Intellectual Merit. Because of its strong partitioning into aqueous fluids, Cl and its isotopes (37Cl and 35Cl) are potentially powerful tracers of volatile and fluid migration in the crust and subduction zones, as well as the interaction between oceanic lithosphere and seawater derived hydrothermal fluids. To advance the utility of these tracers knowledge of its distribution and isotopic fractionation within various reservoirs is required. Recent work has begun to define the d37Cl values of various global Cl reservoirs (sediments, pore fluids, serpentinites), but isotopic data is very limited for one of the largest reservoirs, altered oceanic crust (AOC). AOC hosts ~2.5-3 x 10^12 g of Cl subducted worldwide, yet only three d37Cl values are published. Also, calculations and laboratory experiments imply minor fractionation between Cl-bearing phases, so it is commonly assumed that Cl faithfully records the isotopic composition of the hydration source. However, theoretical calculations use partition function ratios for divalent chlorides as analogues for silicates and fractionation experiments are limited to coexisting vapor, liquid, and precipitated salts in the H2O-NaCl and HCl systems. To properly address isotopic fractionation in systems for which Cl is a fluid tracer, experiments are needed for the common Cl-bearing silicate minerals in AOC (e.g., hornblende, actinolite, chlorite). Such information will enable better assessment of isotopic fractionation during fluid-rock and fluid-melt interactions and aid in interpreting Cl isotope data in general. The proposed research includes [1] a survey of d37Cl values for altered basalt and gabbro samples from DSDP/ODP/IODP drill cores, and [2] experimental determination of Cl isotope fractionation factors between the aforementioned hydrous silicate minerals and aqueous chloride solutions (seawater and brine). These complementary efforts are needed to fingerprint chlorine sources and accurately interpret data from natural samples. Ultimately, Cl isotope data will be incorporated into mass balance calculations to better understand material recycling at subduction zones.

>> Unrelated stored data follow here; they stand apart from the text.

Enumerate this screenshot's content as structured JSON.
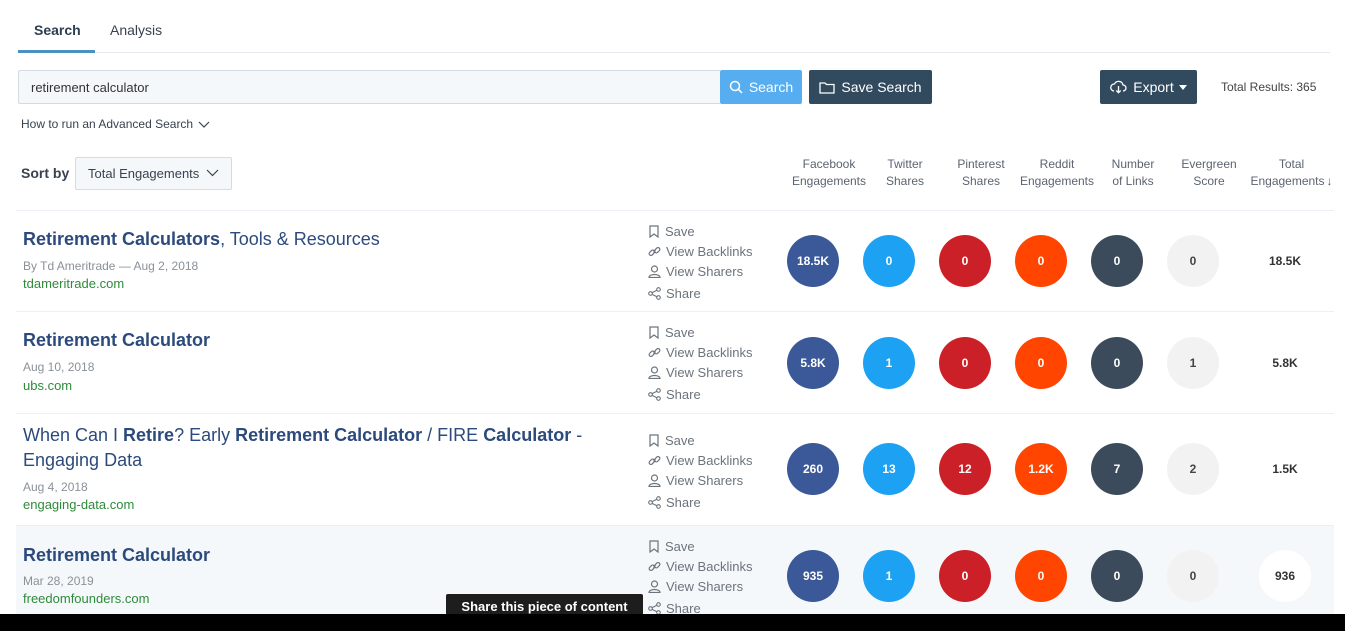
{
  "tabs": {
    "search": "Search",
    "analysis": "Analysis"
  },
  "search": {
    "value": "retirement calculator",
    "button": "Search",
    "save_button": "Save Search"
  },
  "export": {
    "label": "Export"
  },
  "total_results": "Total Results: 365",
  "advanced": "How to run an Advanced Search",
  "sort": {
    "label": "Sort by",
    "value": "Total Engagements"
  },
  "columns": {
    "fb": [
      "Facebook",
      "Engagements"
    ],
    "tw": [
      "Twitter",
      "Shares"
    ],
    "pin": [
      "Pinterest",
      "Shares"
    ],
    "reddit": [
      "Reddit",
      "Engagements"
    ],
    "links": [
      "Number",
      "of Links"
    ],
    "evergreen": [
      "Evergreen",
      "Score"
    ],
    "total": [
      "Total",
      "Engagements",
      "↓"
    ]
  },
  "actions": {
    "save": "Save",
    "backlinks": "View Backlinks",
    "sharers": "View Sharers",
    "share": "Share"
  },
  "results": [
    {
      "title_parts": [
        {
          "t": "Retirement Calculators",
          "b": true
        },
        {
          "t": ", Tools & Resources",
          "b": false
        }
      ],
      "meta": "By Td Ameritrade — Aug 2, 2018",
      "domain": "tdameritrade.com",
      "fb": "18.5K",
      "tw": "0",
      "pin": "0",
      "reddit": "0",
      "links": "0",
      "evergreen": "0",
      "total": "18.5K"
    },
    {
      "title_parts": [
        {
          "t": "Retirement Calculator",
          "b": true
        }
      ],
      "meta": "Aug 10, 2018",
      "domain": "ubs.com",
      "fb": "5.8K",
      "tw": "1",
      "pin": "0",
      "reddit": "0",
      "links": "0",
      "evergreen": "1",
      "total": "5.8K"
    },
    {
      "title_parts": [
        {
          "t": "When Can I ",
          "b": false
        },
        {
          "t": "Retire",
          "b": true
        },
        {
          "t": "? Early ",
          "b": false
        },
        {
          "t": "Retirement Calculator",
          "b": true
        },
        {
          "t": " / FIRE ",
          "b": false
        },
        {
          "t": "Calculator",
          "b": true
        },
        {
          "t": " - Engaging Data",
          "b": false
        }
      ],
      "meta": "Aug 4, 2018",
      "domain": "engaging-data.com",
      "fb": "260",
      "tw": "13",
      "pin": "12",
      "reddit": "1.2K",
      "links": "7",
      "evergreen": "2",
      "total": "1.5K"
    },
    {
      "title_parts": [
        {
          "t": "Retirement Calculator",
          "b": true
        }
      ],
      "meta": "Mar 28, 2019",
      "domain": "freedomfounders.com",
      "fb": "935",
      "tw": "1",
      "pin": "0",
      "reddit": "0",
      "links": "0",
      "evergreen": "0",
      "total": "936"
    }
  ],
  "tooltip": "Share this piece of content",
  "colors": {
    "fb": "#3b5998",
    "tw": "#1da1f2",
    "pin": "#cb2027",
    "reddit": "#ff4500",
    "links": "#3c4b5c",
    "accent": "#56aef0",
    "dark": "#324a5e"
  }
}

Broader impacts. PI Barnes is a first year assistant professor at UT-Austin. This proposal will partially fund one Ph.D. and one M.S. student. The proposed research will provide a foundation as Barnes begins her faculty career and will be integrated into the development of her new stable isotope lab. Two undergraduates will be partnered with the graduate students involved in this project, resulting in two honors theses. Co-PI Gardner is an associate professor at UT-Austin and will serve as a mentor to the newly hired Barnes. Both PIs will oversee and mentor students with laboratory work and data interpretation.

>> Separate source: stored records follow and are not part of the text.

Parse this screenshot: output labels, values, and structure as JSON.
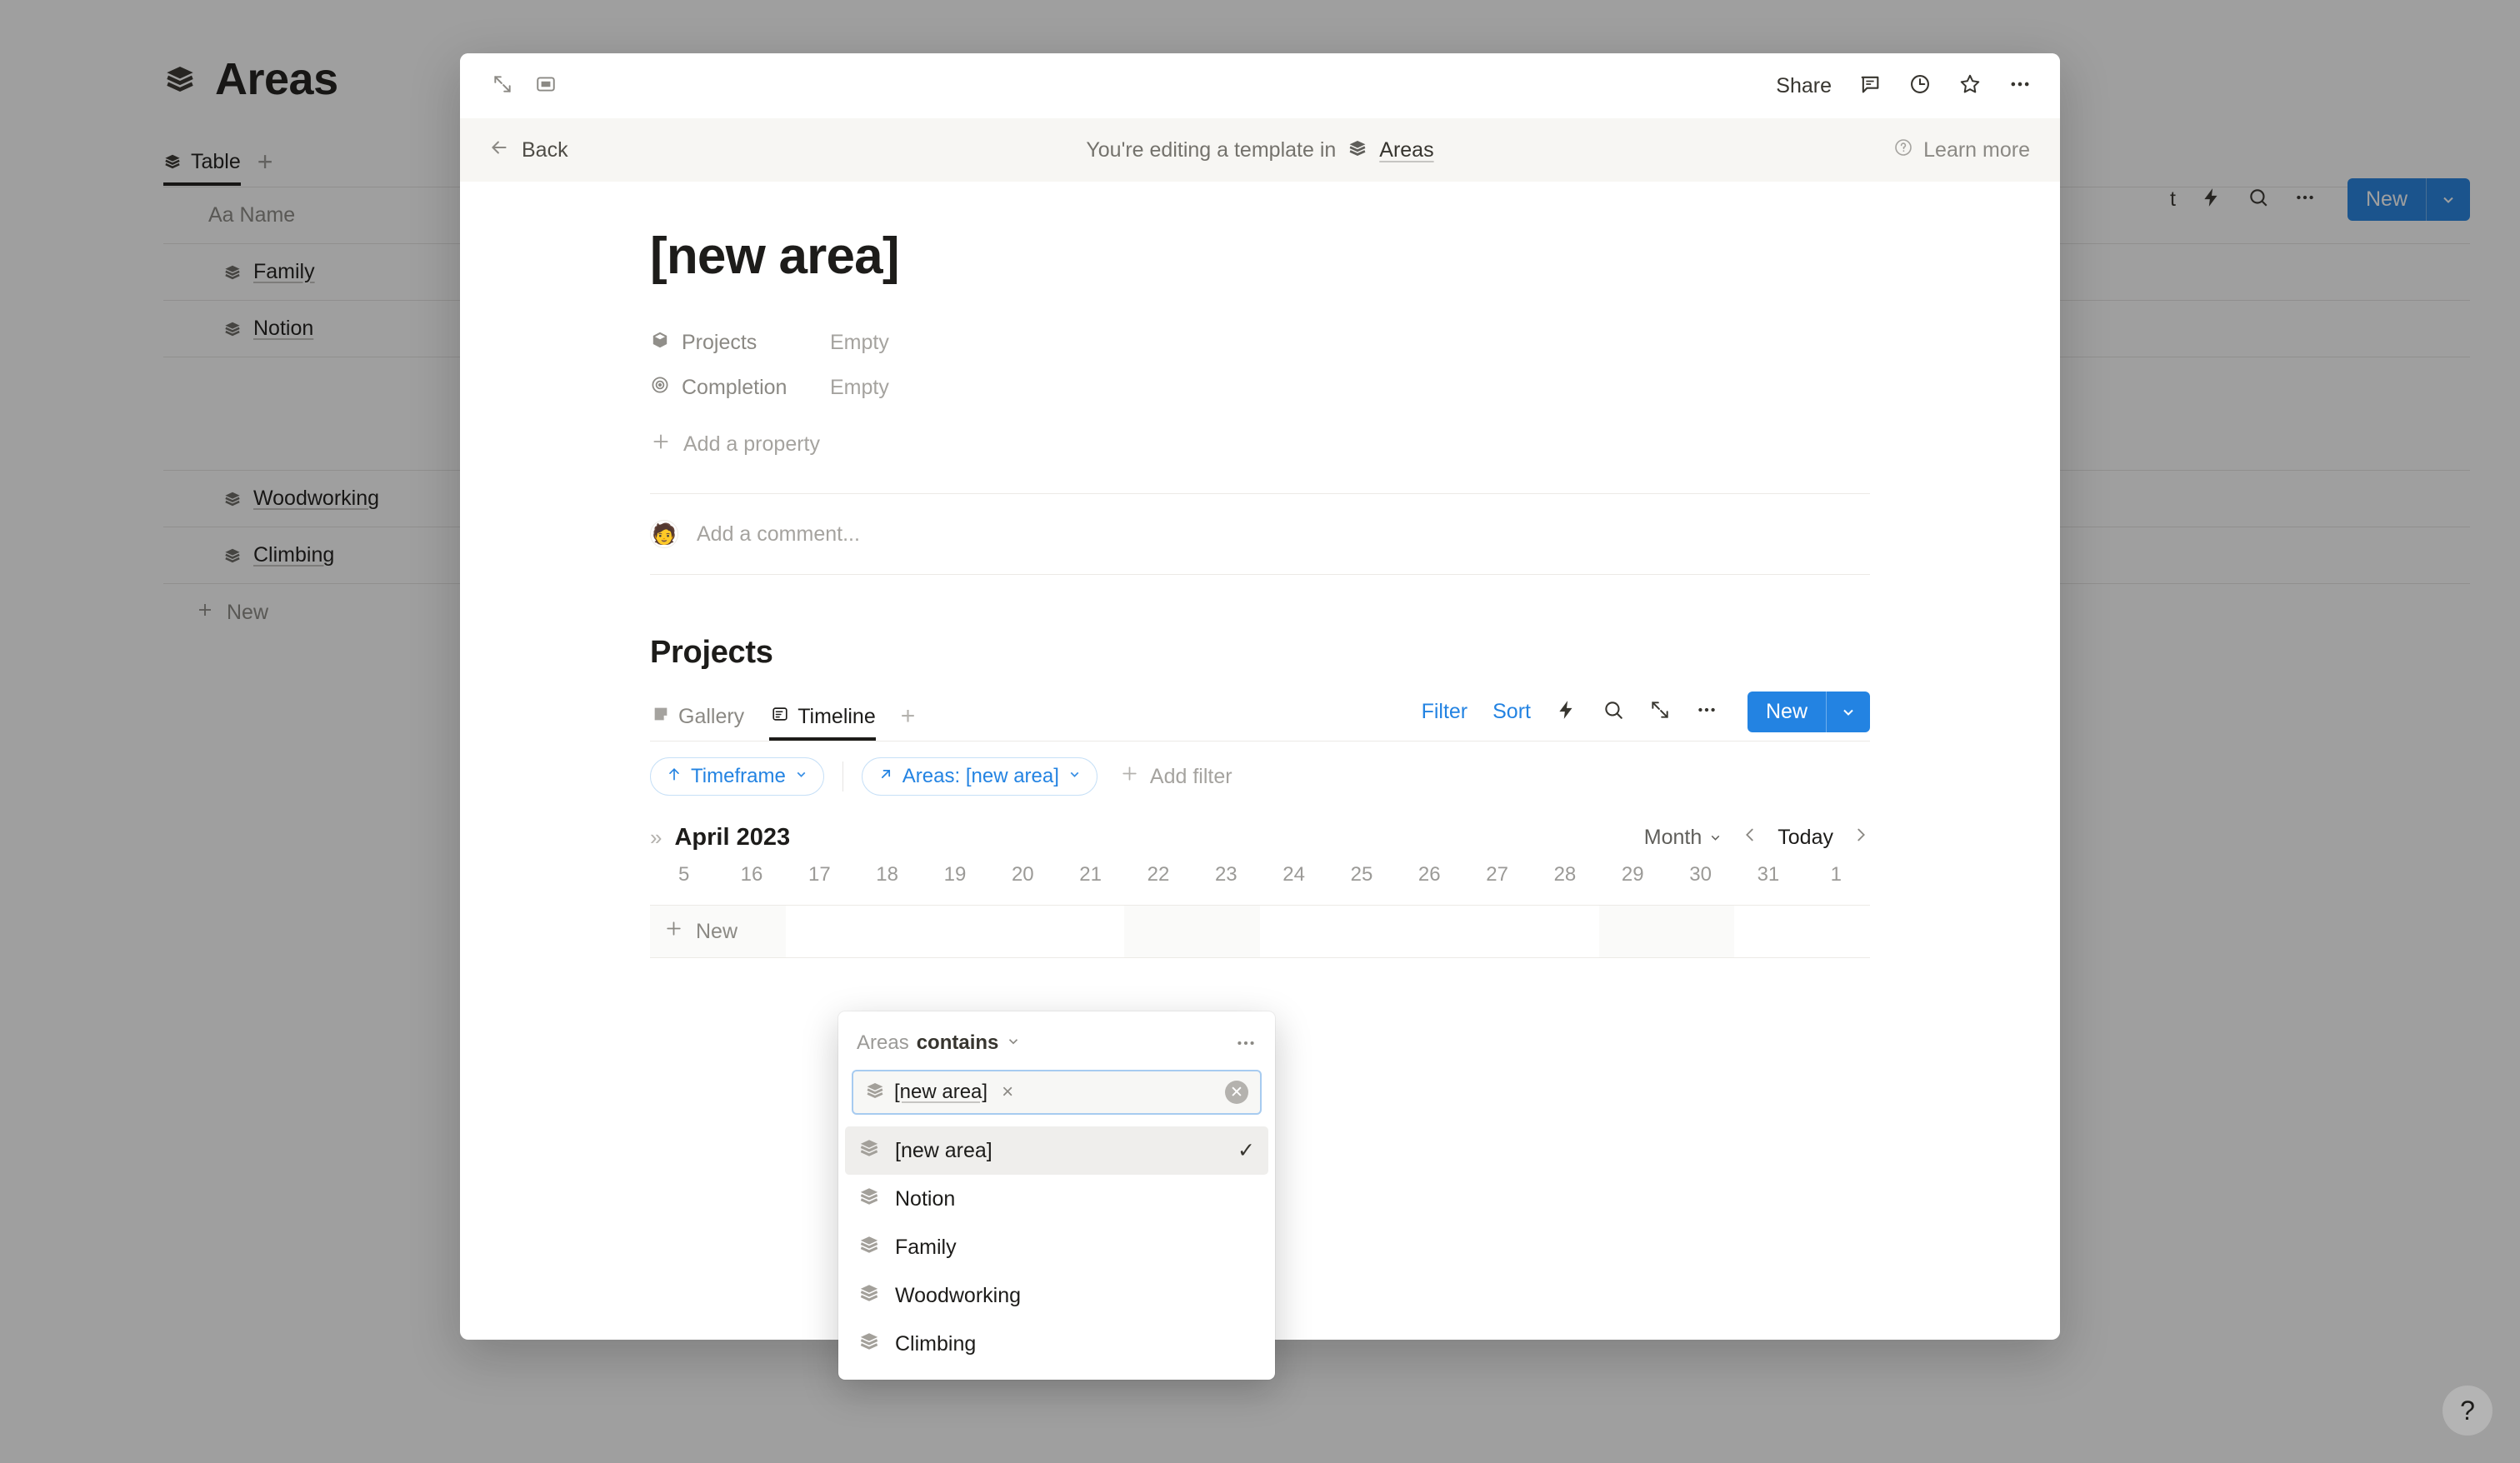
{
  "background": {
    "title": "Areas",
    "icon": "stack-icon",
    "view_tabs": [
      {
        "label": "Table",
        "icon": "stack-icon",
        "active": true
      }
    ],
    "add_view_label": "+",
    "toolbar": {
      "partial_label": "t",
      "icons": [
        "lightning-icon",
        "search-icon",
        "more-horizontal-icon"
      ],
      "new_label": "New",
      "new_caret": "⌄"
    },
    "table": {
      "columns": [
        "Aa Name"
      ],
      "column_icon": "text-type-icon",
      "rows": [
        {
          "name": "Family",
          "icon": "stack-icon"
        },
        {
          "name": "Notion",
          "icon": "stack-icon"
        },
        {
          "name": "",
          "icon": "",
          "spacer": true
        },
        {
          "name": "Woodworking",
          "icon": "stack-icon"
        },
        {
          "name": "Climbing",
          "icon": "stack-icon"
        }
      ],
      "new_row_label": "New"
    }
  },
  "help_button": {
    "label": "?",
    "icon": "question-mark-icon"
  },
  "modal": {
    "topbar": {
      "expand_icon": "expand-diagonal-icon",
      "sidepeek_icon": "side-peek-icon",
      "share_label": "Share",
      "comment_icon": "comment-icon",
      "history_icon": "clock-history-icon",
      "favorite_icon": "star-icon",
      "more_icon": "more-horizontal-icon"
    },
    "banner": {
      "back_label": "Back",
      "back_icon": "arrow-left-icon",
      "message": "You're editing a template in",
      "database_name": "Areas",
      "database_icon": "stack-icon",
      "learn_more_label": "Learn more",
      "learn_more_icon": "question-circle-icon"
    },
    "page": {
      "title": "[new area]",
      "properties": [
        {
          "name": "Projects",
          "icon": "relation-icon",
          "value": "Empty"
        },
        {
          "name": "Completion",
          "icon": "rollup-target-icon",
          "value": "Empty"
        }
      ],
      "add_property_label": "Add a property",
      "add_property_icon": "plus-icon",
      "comment_placeholder": "Add a comment...",
      "comment_avatar": "user-avatar"
    },
    "database_block": {
      "title": "Projects",
      "view_tabs": [
        {
          "label": "Gallery",
          "icon": "gallery-icon",
          "active": false
        },
        {
          "label": "Timeline",
          "icon": "timeline-icon",
          "active": true
        }
      ],
      "add_view_label": "+",
      "tools": {
        "filter_label": "Filter",
        "sort_label": "Sort",
        "automation_icon": "lightning-icon",
        "search_icon": "search-icon",
        "expand_icon": "expand-diagonal-icon",
        "more_icon": "more-horizontal-icon",
        "new_label": "New",
        "new_caret": "⌄"
      },
      "filters": [
        {
          "label": "Timeframe",
          "icon": "sort-up-arrow-icon",
          "caret": "⌄"
        },
        {
          "label": "Areas: [new area]",
          "icon": "relation-arrow-icon",
          "caret": "⌄"
        }
      ],
      "add_filter_label": "Add filter",
      "add_filter_icon": "plus-icon",
      "timeline": {
        "expand_chevrons": "»",
        "month_label": "April 2023",
        "zoom_label": "Month",
        "zoom_caret": "⌄",
        "prev_icon": "chevron-left-icon",
        "today_label": "Today",
        "next_icon": "chevron-right-icon",
        "dates": [
          "5",
          "16",
          "17",
          "18",
          "19",
          "20",
          "21",
          "22",
          "23",
          "24",
          "25",
          "26",
          "27",
          "28",
          "29",
          "30",
          "31",
          "1"
        ],
        "weekend_indices": [
          0,
          1,
          7,
          8,
          14,
          15
        ],
        "new_row_label": "New",
        "new_row_icon": "plus-icon"
      }
    }
  },
  "filter_popup": {
    "property_label": "Areas",
    "condition_label": "contains",
    "condition_caret": "⌄",
    "more_icon": "more-horizontal-icon",
    "input": {
      "token_label": "[new area]",
      "token_icon": "stack-icon",
      "token_remove": "×",
      "clear_icon": "clear-circle-icon"
    },
    "options": [
      {
        "label": "[new area]",
        "icon": "stack-icon",
        "selected": true,
        "check": "✓"
      },
      {
        "label": "Notion",
        "icon": "stack-icon",
        "selected": false,
        "check": ""
      },
      {
        "label": "Family",
        "icon": "stack-icon",
        "selected": false,
        "check": ""
      },
      {
        "label": "Woodworking",
        "icon": "stack-icon",
        "selected": false,
        "check": ""
      },
      {
        "label": "Climbing",
        "icon": "stack-icon",
        "selected": false,
        "check": ""
      }
    ]
  },
  "colors": {
    "accent_blue": "#2383e2",
    "chip_border": "#c7e0f7",
    "banner_bg": "#f7f6f3",
    "text_primary": "#1d1c1a",
    "text_muted": "#8b8984",
    "selected_row": "#efeeec",
    "overlay": "rgba(15,15,15,0.40)"
  }
}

Fluid-rock interactions play a fundamental role in global geochemical cycles and the chemical evolution of the Earth’s ocean, crust, atmosphere, and mantle. Understanding fluid-rock interactions is also critical to assessing the mobility of chemical elements and alteration of the Earth’s crust, including the development of ore deposits. Chlorine is a major anion in crustal and subduction zone fluids; therefore, Cl isotopes are a powerful tool to trace fluid sources and movement. Recent work has focused on determining the Cl isotope composition of various geologic reservoirs (seafloor sediments, pore fluids, and mantle), thereby allowing Cl isotopes to trace fluids released from these materials in a subduction zone. This work will help define the Cl isotope composition of another major reservoir, that of altered oceanic crust. Volatile-bearing (e.g., H2O, CO2, Cl, nitrogen, sulfur) minerals in the subducting slab break down when exposed to the high temperatures encountered at depth, releasing fluids and volatiles that are ultimately involved in the creation of arc magmas and explosive arc volcanoes. Understanding how the geochemical signature of these fluids and volatiles is modified (if at all) during transport and production of volcanic material (gas, ash, lava) is necessary for tracing mass transfer through subduction zones. Tracing elemental transfer through subduction zones is important for understanding the geochemical signatures of arc volcanic output. Funding for this work has supported multiple undergraduate and graduate students (including minority students) and allowed them to be trained in research techniques and present at national meetings. Two papers have been published and at least one more is anticipated and multiple conference abstracts have been presented. In addition, students and faculty have been involved in outreach to middle school girls to encourage and support their participation in science.